La plateforme de streaming est accusée d’avoir manipulé des heures d’interview pour fabriquer un récit faux et dévastateur sur l’ancienne animatrice du célèbre concours de mannequinat America’s Next Top Model.

La supermodel et animatrice américaine Tyra Banks a déposé, le 13 juin 2026, une plainte de 65 pages devant le tribunal fédéral du district central de Californie contre Netflix. En cause : la docusérie Reality Check: Inside America’s Next Top Model, disponible sur la plateforme de streaming depuis février 2026.

Le documentaire en trois parties revient sur le concours de mannequins America’s Next Top Model (ANTM), diffusé de 2003 à 2018, dont la plaignante fut la créatrice et l’animatrice emblématique.

La plainte, rédigée par le cabinet Clare Locke — spécialisé dans les dossiers de diffamation et connu notamment pour ses victoires contre Fox News dans l’affaire Dominion Voting — formule quatre chefs d’accusation principaux.

Elle évoque la « fausse lumière », la diffamation par implication, la rupture de contrat et une fausse approbation au titre du Lanham Act, loi fédérale qui encadre les marques commerciales, les marques de service et la concurrence déloyale aux États‑Unis.

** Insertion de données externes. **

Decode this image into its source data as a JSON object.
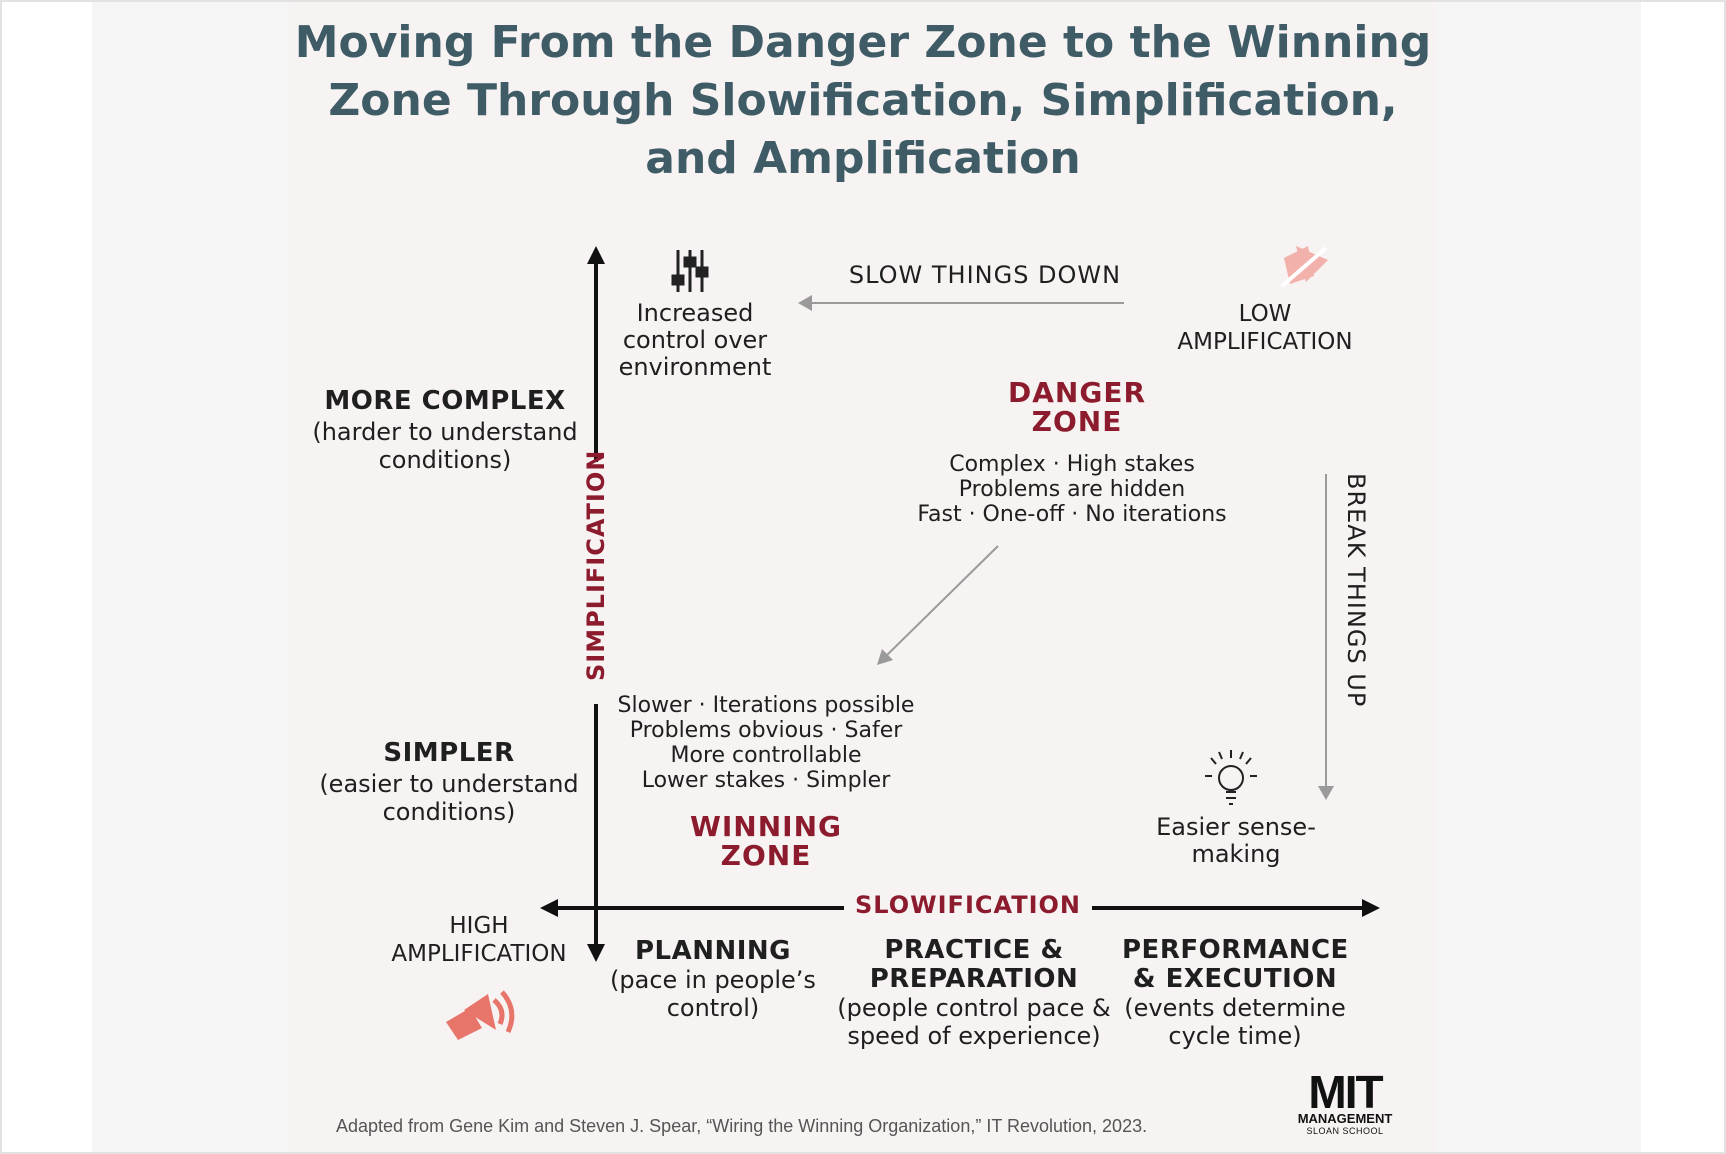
{
  "title_lines": [
    "Moving From the Danger Zone to the Winning",
    "Zone Through Slowification, Simplification,",
    "and Amplification"
  ],
  "colors": {
    "title": "#3e5b66",
    "zone": "#8c1c2d",
    "accent_icon": "#e8756a",
    "axis": "#111111",
    "arrow_gray": "#999999",
    "panel": "#f6f3f2"
  },
  "axes": {
    "vertical_label": "SIMPLIFICATION",
    "horizontal_label": "SLOWIFICATION"
  },
  "left_labels": {
    "top_title": "MORE COMPLEX",
    "top_sub": [
      "(harder to understand",
      "conditions)"
    ],
    "bottom_title": "SIMPLER",
    "bottom_sub": [
      "(easier to understand",
      "conditions)"
    ]
  },
  "top_left": {
    "icon": "sliders-icon",
    "lines": [
      "Increased",
      "control over",
      "environment"
    ]
  },
  "slow_things_down": "SLOW THINGS DOWN",
  "low_amp": {
    "icon": "muted-speaker-icon",
    "lines": [
      "LOW",
      "AMPLIFICATION"
    ]
  },
  "danger_zone": {
    "title": [
      "DANGER",
      "ZONE"
    ],
    "desc": [
      "Complex · High stakes",
      "Problems are hidden",
      "Fast · One-off · No iterations"
    ]
  },
  "break_things_up": "BREAK THINGS UP",
  "winning_zone": {
    "desc": [
      "Slower · Iterations possible",
      "Problems obvious · Safer",
      "More controllable",
      "Lower stakes · Simpler"
    ],
    "title": [
      "WINNING",
      "ZONE"
    ]
  },
  "sense_making": {
    "icon": "lightbulb-icon",
    "lines": [
      "Easier sense-",
      "making"
    ]
  },
  "high_amp": {
    "icon": "speaker-icon",
    "lines": [
      "HIGH",
      "AMPLIFICATION"
    ]
  },
  "bottom_columns": [
    {
      "title": [
        "PLANNING"
      ],
      "sub": [
        "(pace in people’s",
        "control)"
      ]
    },
    {
      "title": [
        "PRACTICE &",
        "PREPARATION"
      ],
      "sub": [
        "(people control pace &",
        "speed of experience)"
      ]
    },
    {
      "title": [
        "PERFORMANCE",
        "& EXECUTION"
      ],
      "sub": [
        "(events determine",
        "cycle time)"
      ]
    }
  ],
  "footer": "Adapted from Gene Kim and Steven J. Spear, “Wiring the Winning Organization,” IT Revolution, 2023.",
  "logo": {
    "big": "MIT",
    "line1": "MANAGEMENT",
    "line2": "SLOAN SCHOOL"
  }
}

Une mise en scène délibérée autour d’une agression sexuelle

Selon la requête, Tyra Banks avait accordé aux producteurs un entretien de trois heures et demie, dont seulement seize minutes ont finalement été conservées dans la série.

Ces extraits auraient été, d’après ses avocats, « dépouillés de leur contexte et réassemblés pour soutenir un récit faux et diffamatoire, sans rapport avec ce qu’elle avait réellement exprimé », les passages où elle reconnaissait sa part de responsabilité dans les controverses de l’émission ayant été purement évacués.

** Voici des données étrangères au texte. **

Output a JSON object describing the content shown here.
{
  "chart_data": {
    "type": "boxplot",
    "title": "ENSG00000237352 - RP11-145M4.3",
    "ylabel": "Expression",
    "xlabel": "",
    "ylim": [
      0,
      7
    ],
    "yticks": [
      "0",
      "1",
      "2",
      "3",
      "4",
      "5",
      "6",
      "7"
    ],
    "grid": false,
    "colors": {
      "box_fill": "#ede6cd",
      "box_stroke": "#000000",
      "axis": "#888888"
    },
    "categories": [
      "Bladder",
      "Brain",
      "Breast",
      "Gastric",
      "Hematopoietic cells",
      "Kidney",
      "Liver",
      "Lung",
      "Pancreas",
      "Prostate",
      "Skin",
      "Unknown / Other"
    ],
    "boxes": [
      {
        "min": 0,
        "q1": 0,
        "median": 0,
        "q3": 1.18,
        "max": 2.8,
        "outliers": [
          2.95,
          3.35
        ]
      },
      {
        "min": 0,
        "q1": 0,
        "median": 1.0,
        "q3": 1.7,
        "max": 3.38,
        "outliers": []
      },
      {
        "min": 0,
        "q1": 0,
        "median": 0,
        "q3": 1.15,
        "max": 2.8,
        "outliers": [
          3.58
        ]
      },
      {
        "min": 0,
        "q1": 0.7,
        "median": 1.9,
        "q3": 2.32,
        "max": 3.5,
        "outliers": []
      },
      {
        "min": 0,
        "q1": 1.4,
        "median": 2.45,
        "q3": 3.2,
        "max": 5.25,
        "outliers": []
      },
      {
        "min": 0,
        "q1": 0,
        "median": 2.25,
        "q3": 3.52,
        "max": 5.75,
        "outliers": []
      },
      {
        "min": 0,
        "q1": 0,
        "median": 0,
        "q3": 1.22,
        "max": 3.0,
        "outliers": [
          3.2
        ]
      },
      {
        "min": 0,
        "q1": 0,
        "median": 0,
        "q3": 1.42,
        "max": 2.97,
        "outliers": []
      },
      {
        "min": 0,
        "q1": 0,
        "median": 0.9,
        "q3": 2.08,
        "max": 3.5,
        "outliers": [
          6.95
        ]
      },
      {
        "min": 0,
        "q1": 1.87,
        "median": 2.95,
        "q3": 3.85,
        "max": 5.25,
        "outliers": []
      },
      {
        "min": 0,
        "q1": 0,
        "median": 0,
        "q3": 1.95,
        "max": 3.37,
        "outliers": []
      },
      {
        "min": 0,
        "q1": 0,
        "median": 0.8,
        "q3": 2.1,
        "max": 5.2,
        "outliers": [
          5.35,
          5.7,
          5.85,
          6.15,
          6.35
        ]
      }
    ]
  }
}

Le cœur de l’affaire tourne autour d’un épisode particulièrement sensible impliquant Shandi Sullivan, ancienne candidate de la saison 2, filmée en 2003 à Milan lors d’une soirée arrosée.

Dans la docusérie de Netflix, Sullivan décrit cet épisode comme une agression sexuelle et estime que la production aurait dû intervenir pour la protéger. Or, la plainte affirme que Banks n’avait pas été informée, lors de son entretien avec les réalisateurs, que Sullivan qualifierait cet événement d’agression.

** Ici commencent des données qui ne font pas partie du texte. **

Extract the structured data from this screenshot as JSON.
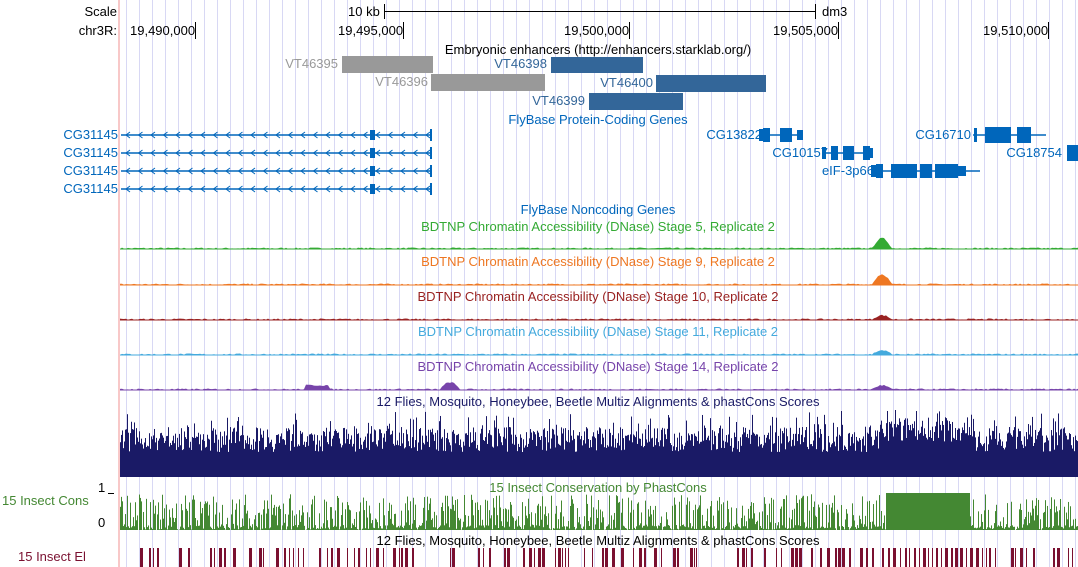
{
  "header": {
    "scale_label": "Scale",
    "scale_bar": "10 kb",
    "assembly": "dm3",
    "chrom": "chr3R:",
    "ticks": [
      "19,490,000",
      "19,495,000",
      "19,500,000",
      "19,505,000",
      "19,510,000"
    ]
  },
  "tracks": {
    "enhancers": {
      "title": "Embryonic enhancers (http://enhancers.starklab.org/)",
      "items": [
        {
          "name": "VT46395",
          "color": "#999999"
        },
        {
          "name": "VT46396",
          "color": "#999999"
        },
        {
          "name": "VT46398",
          "color": "#336699"
        },
        {
          "name": "VT46400",
          "color": "#336699"
        },
        {
          "name": "VT46399",
          "color": "#336699"
        }
      ]
    },
    "protein_coding": {
      "title": "FlyBase Protein-Coding Genes",
      "genes": [
        "CG31145",
        "CG31145",
        "CG31145",
        "CG31145",
        "CG13822",
        "CG10157",
        "eIF-3p66",
        "CG16710",
        "CG18754"
      ]
    },
    "noncoding": {
      "title": "FlyBase Noncoding Genes"
    },
    "dnase": [
      {
        "title": "BDTNP Chromatin Accessibility (DNase) Stage 5, Replicate 2",
        "color": "#33aa33"
      },
      {
        "title": "BDTNP Chromatin Accessibility (DNase) Stage 9, Replicate 2",
        "color": "#ee7722"
      },
      {
        "title": "BDTNP Chromatin Accessibility (DNase) Stage 10, Replicate 2",
        "color": "#992222"
      },
      {
        "title": "BDTNP Chromatin Accessibility (DNase) Stage 11, Replicate 2",
        "color": "#44aadd"
      },
      {
        "title": "BDTNP Chromatin Accessibility (DNase) Stage 14, Replicate 2",
        "color": "#7744aa"
      }
    ],
    "multiz": {
      "title": "12 Flies, Mosquito, Honeybee, Beetle Multiz Alignments & phastCons Scores",
      "color": "#1a1a66"
    },
    "phastcons": {
      "title": "15 Insect Conservation by PhastCons",
      "side_label": "15 Insect Cons",
      "y_max": "1",
      "y_min": "0",
      "color": "#448833"
    },
    "elements": {
      "title": "12 Flies, Mosquito, Honeybee, Beetle Multiz Alignments & phastCons Scores",
      "side_label": "15 Insect El",
      "color": "#7a1030"
    }
  }
}
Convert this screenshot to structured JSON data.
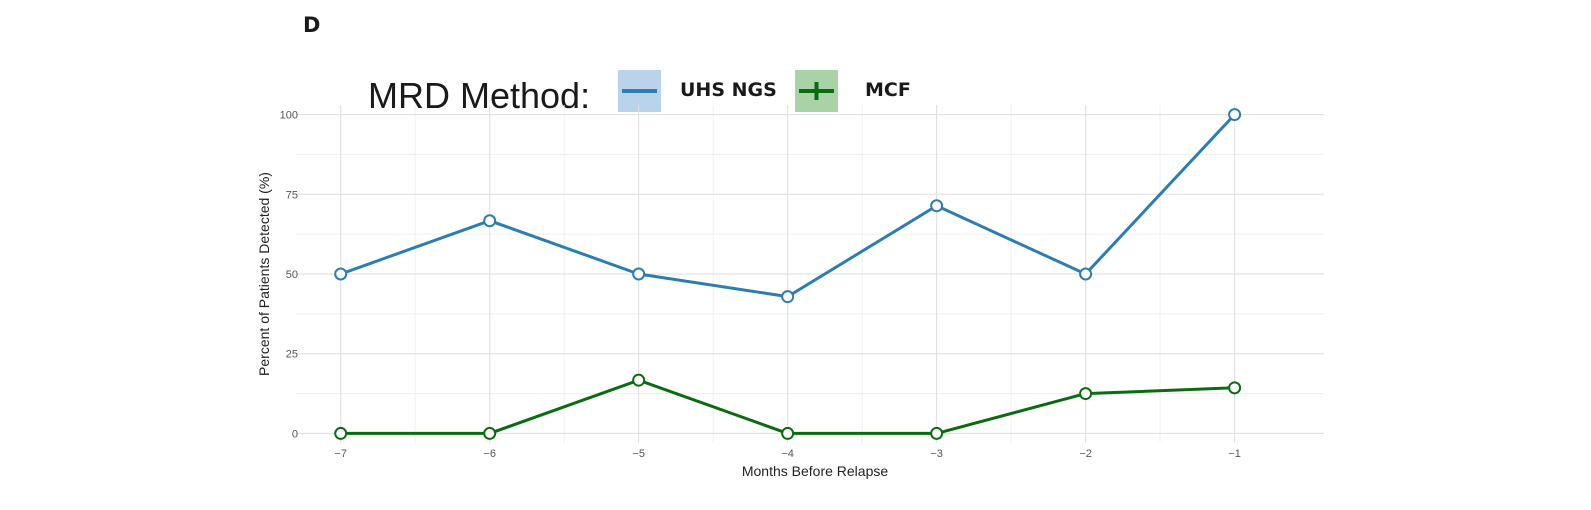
{
  "panel_label": "D",
  "legend": {
    "title": "MRD Method:",
    "entries": [
      {
        "label": "UHS NGS",
        "color": "#2e7db1",
        "key_bg": "#b9d4ea",
        "glyph": "line"
      },
      {
        "label": "MCF",
        "color": "#0b6b10",
        "key_bg": "#a9d3a7",
        "glyph": "cross"
      }
    ]
  },
  "chart_data": {
    "type": "line",
    "x": [
      -7,
      -6,
      -5,
      -4,
      -3,
      -2,
      -1
    ],
    "x_tick_labels": [
      "−7",
      "−6",
      "−5",
      "−4",
      "−3",
      "−2",
      "−1"
    ],
    "y_ticks": [
      0,
      25,
      50,
      75,
      100
    ],
    "y_tick_labels": [
      "0",
      "25",
      "50",
      "75",
      "100"
    ],
    "xlabel": "Months Before Relapse",
    "ylabel": "Percent of Patients Detected (%)",
    "xlim": [
      -7.3,
      -0.4
    ],
    "ylim": [
      -3,
      103
    ],
    "grid": true,
    "legend_position": "top",
    "series": [
      {
        "name": "UHS NGS",
        "color": "#2e7db1",
        "values": [
          50,
          66.7,
          50,
          42.9,
          71.4,
          50,
          100
        ]
      },
      {
        "name": "MCF",
        "color": "#0b6b10",
        "values": [
          0,
          0,
          16.7,
          0,
          0,
          12.5,
          14.3
        ]
      }
    ]
  }
}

Un accès tardif à la version finale et une image utilisée sans consentement

Les producteurs lui auraient néanmoins posé la question : « Tu te souviens de l’histoire de Shandi ? », sans lui préciser que Sullivan avait tel. L’épisode montre alors Banks lever les yeux, hésiter, dire « euh », avant que l’écran ne vire au noir.

Cette coupure est qualifiée de « délibérée et dévastatrice » par ses avocats. D’après ces derniers, les rushes complets montreraient en réalité Banks acquiescer et répondre : « Je me souviens de son histoire. »

Au‑delà de ce montage présenté comme trompeur, la plainte interroge aussi la manière dont Tyra Banks a été associée au projet. Elle affirme n’avoir eu accès à la version définitive de la série documentaire que le 15 février 2026, soit la veille de sa mise en ligne sur Netflix, alors même que les bandes‑annonces, supports promotionnels et campagnes de presse étaient déjà diffusés.